We asked MoveOn.org Political Action to back up that claim of murder-by-denial. What it provided was a study that found thousands have died because they didn’t have health insurance. The 2008 study by the Urban Institute estimated that 22,000 persons died in 2006 due to lack of coverage. The UI study updated numbers from a previous report by the Institute of Medicine:
Urban Institute, Jan. 2008: In 2002, the Institute of Medicine (IOM) estimated that 18,000 Americans died in 2000 because they were uninsured. Since then, the number of uninsured has grown. Based on the IOM’s methodology and subsequent Census Bureau estimates of insurance coverage, 137,000 people died from 2000 through 2006 because they lacked health insurance, including 22,000 people in 2006.
But are insurance companies to blame for those deaths? MoveOn.org lays the blame for at least some of the lack of coverage on the insurance companies, claiming they charge too much for premiums. It points to another study by the Commonwealth Fund that found many who tried to buy health care on their own couldn’t afford the high cost.
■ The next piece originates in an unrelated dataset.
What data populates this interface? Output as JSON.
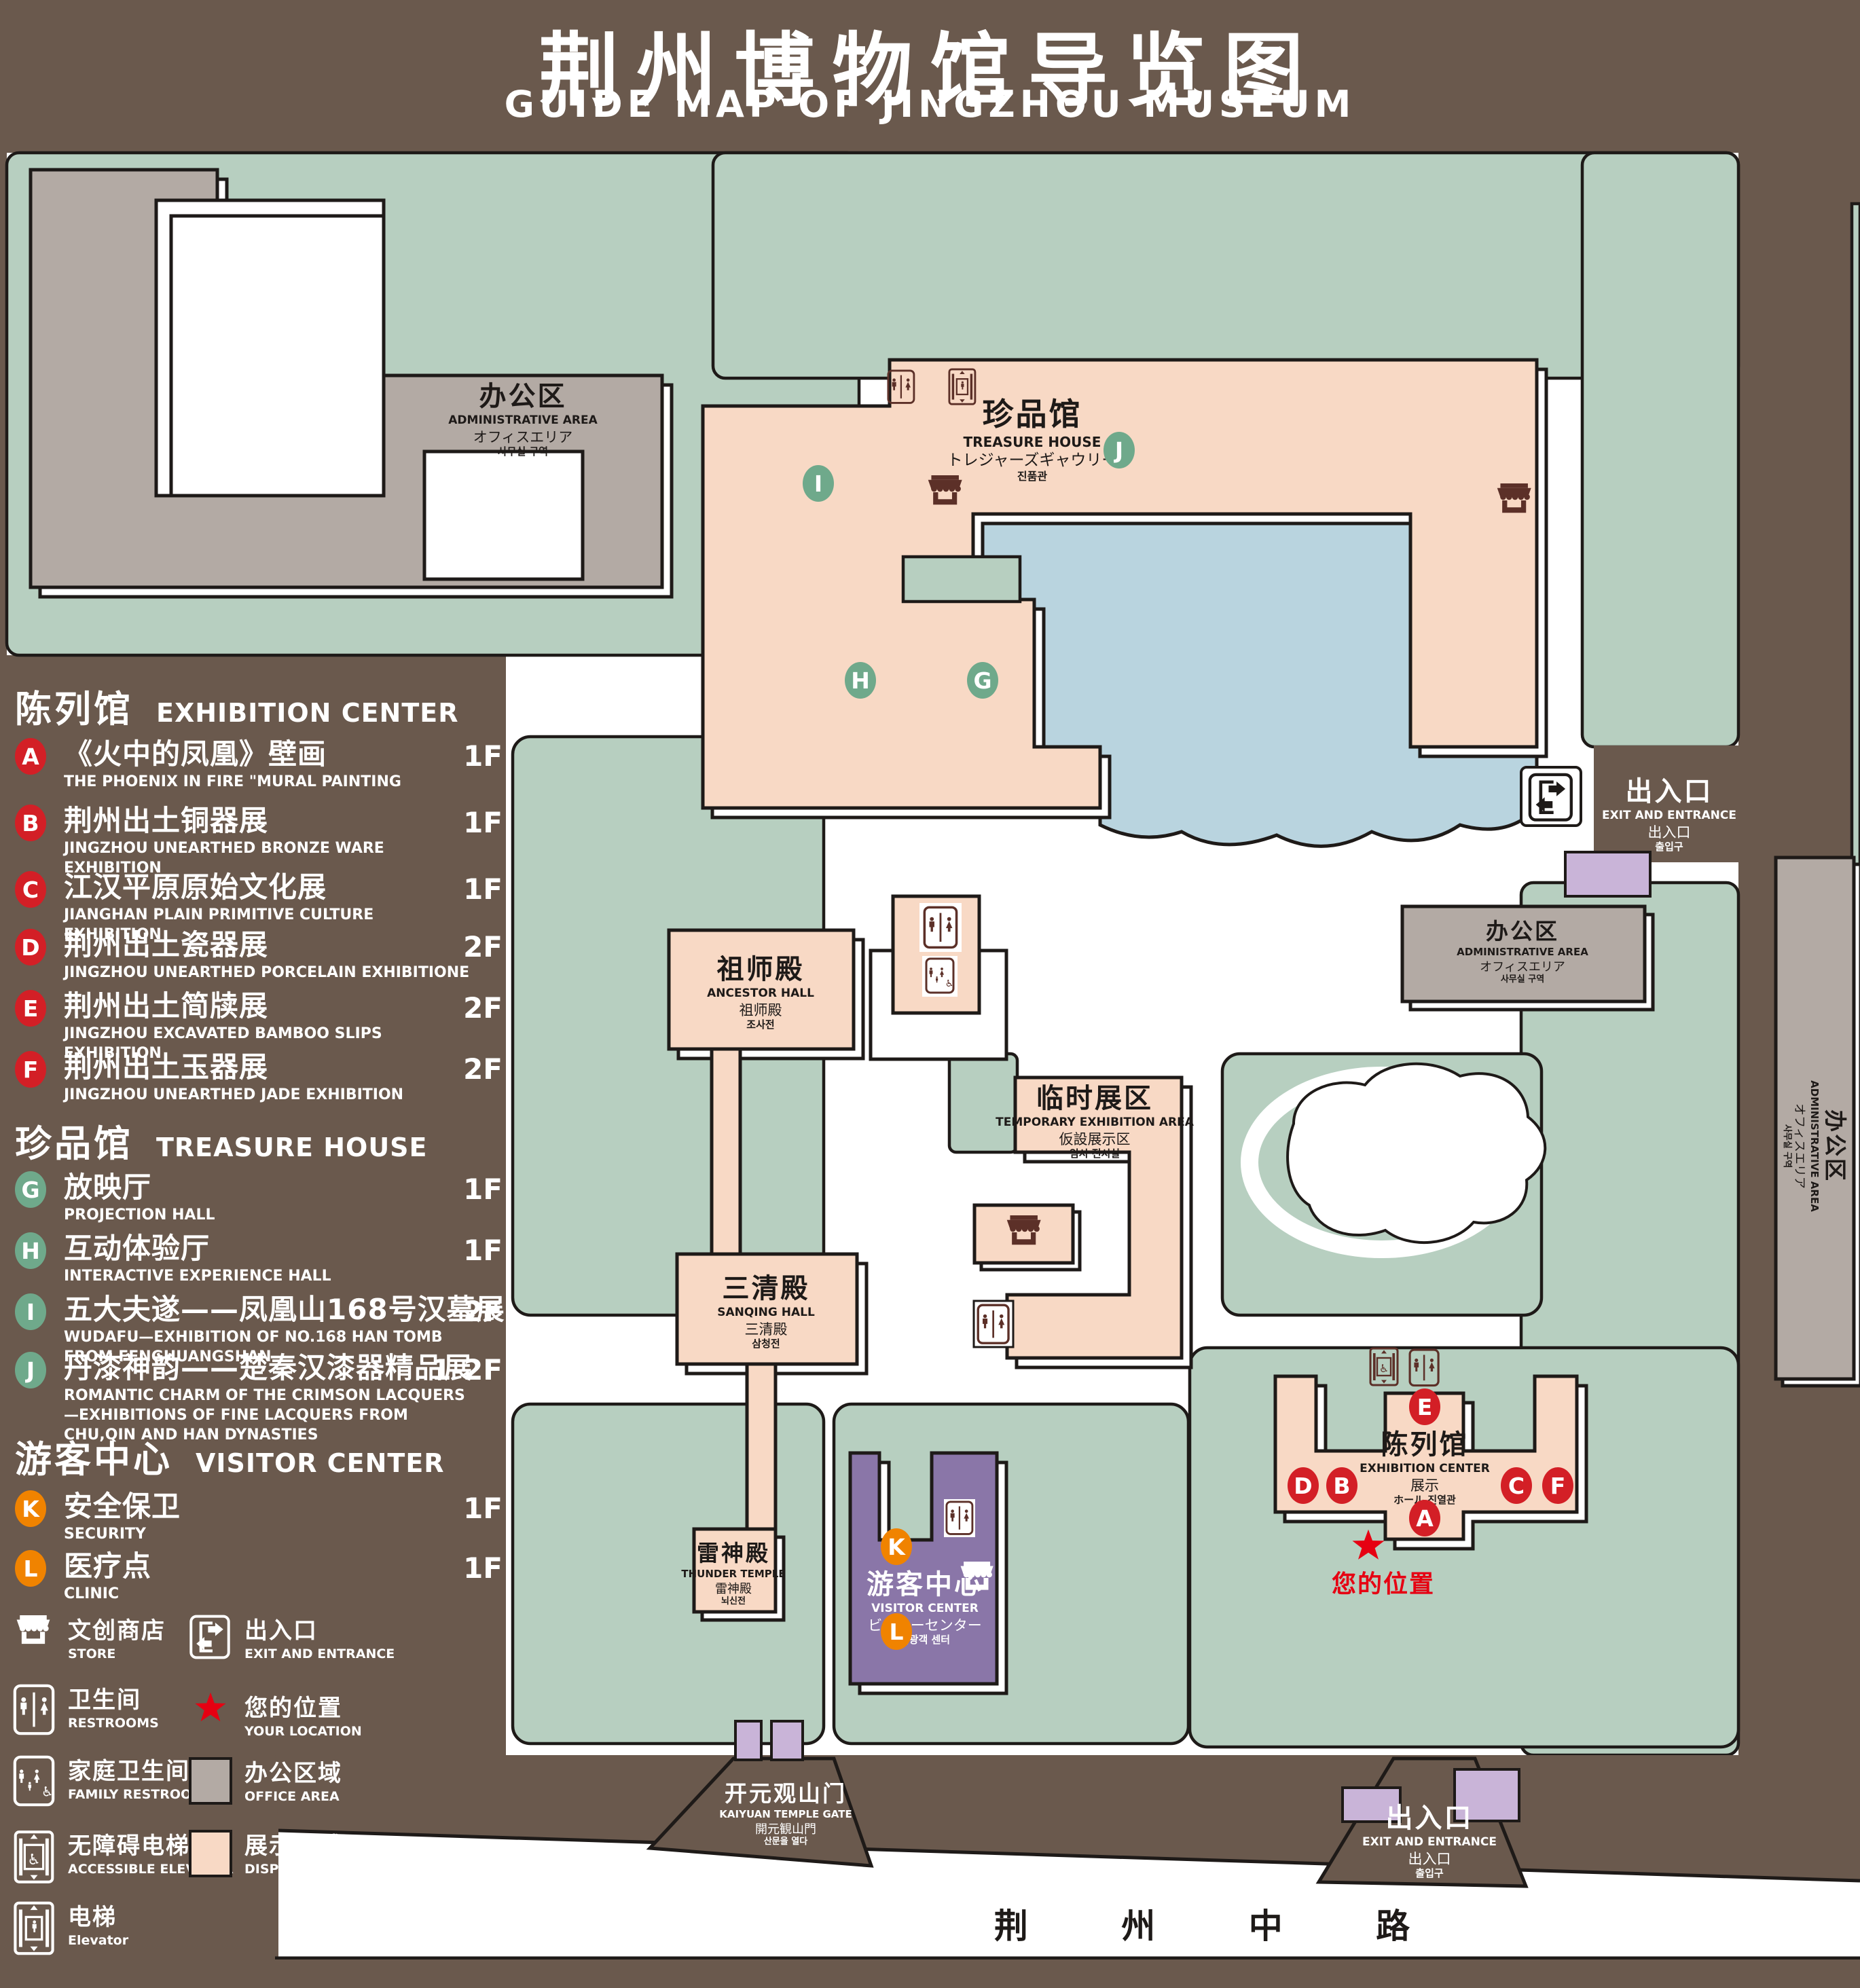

Commonwealth Fund, July 21, 2009: Seventy-three percent of people who tried to buy insurance on their own in the last three years did not purchase a policy, primarily because premiums were too high. In addition, among adults with individual coverage or who tried to buy coverage in the past three years … 36 percent were denied coverage or charged more because of a pre-existing condition, or had the condition excluded from their cover.
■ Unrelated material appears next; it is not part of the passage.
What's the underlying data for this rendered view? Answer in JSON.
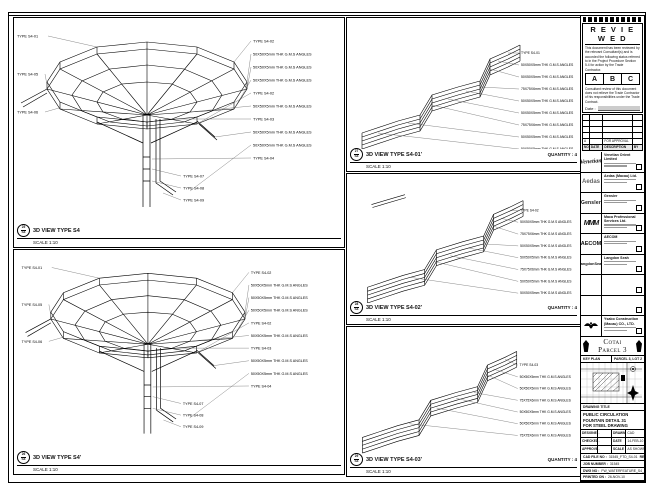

That report also said that adults with health issues had the most difficulty in finding a health insurance policy. "[N]early half were turned down or charged a higher premium because of a pre-existing condition," the report found. "Nearly 80 percent never purchased a plan."
These are depressing reports, but does it all back up MoveOn.org’s claim that insurance companies are killing people out of a shark-like appetite for profits?
As we’ve pointed out previously (The ‘Real’ Uninsured, June 24) people who lack insurance do so for a variety of reasons. According to one study, more than one in four who are not insured could qualify for some form of existing government coverage, and at least some others have incomes high enough that they could purchase health insurance if they chose. Also worth noting is that the health insurance industry is actually lobbying for "universal" coverage to be achieved through an "enforceable individual mandate" requiring all individuals to acquire health insurance, the way automobile owners are required to have liability insurance. That’s the same sort of individual mandate that Hillary Clinton supported when she was running for the Democratic presidential nomination last year, when she chastised candidate Barack Obama for not being willing to go far enough to cover all the uninsured.
The insurance industry’s main lobbying arm, America’s Health Insurance Plans, also is supporting new federal rules to require that private policies cover preexisting conditions, and to require that companies must insure all comers (guaranteed issue). And it supports federal aid in the form of refundable tax credits to help low-income workers and families pay the cost of the required insurance.
It’s true that AHIP is opposed to creating any new federal insurance plan that companies would have to compete against. But given that AHIP supports a major overhaul of insurance regulation and "universal coverage" achieved through an individual mandate and federal subsidies for the cost of private insurance, we judge MoveOn.org’s "Shark Week" ad to be both simplistic and misleading.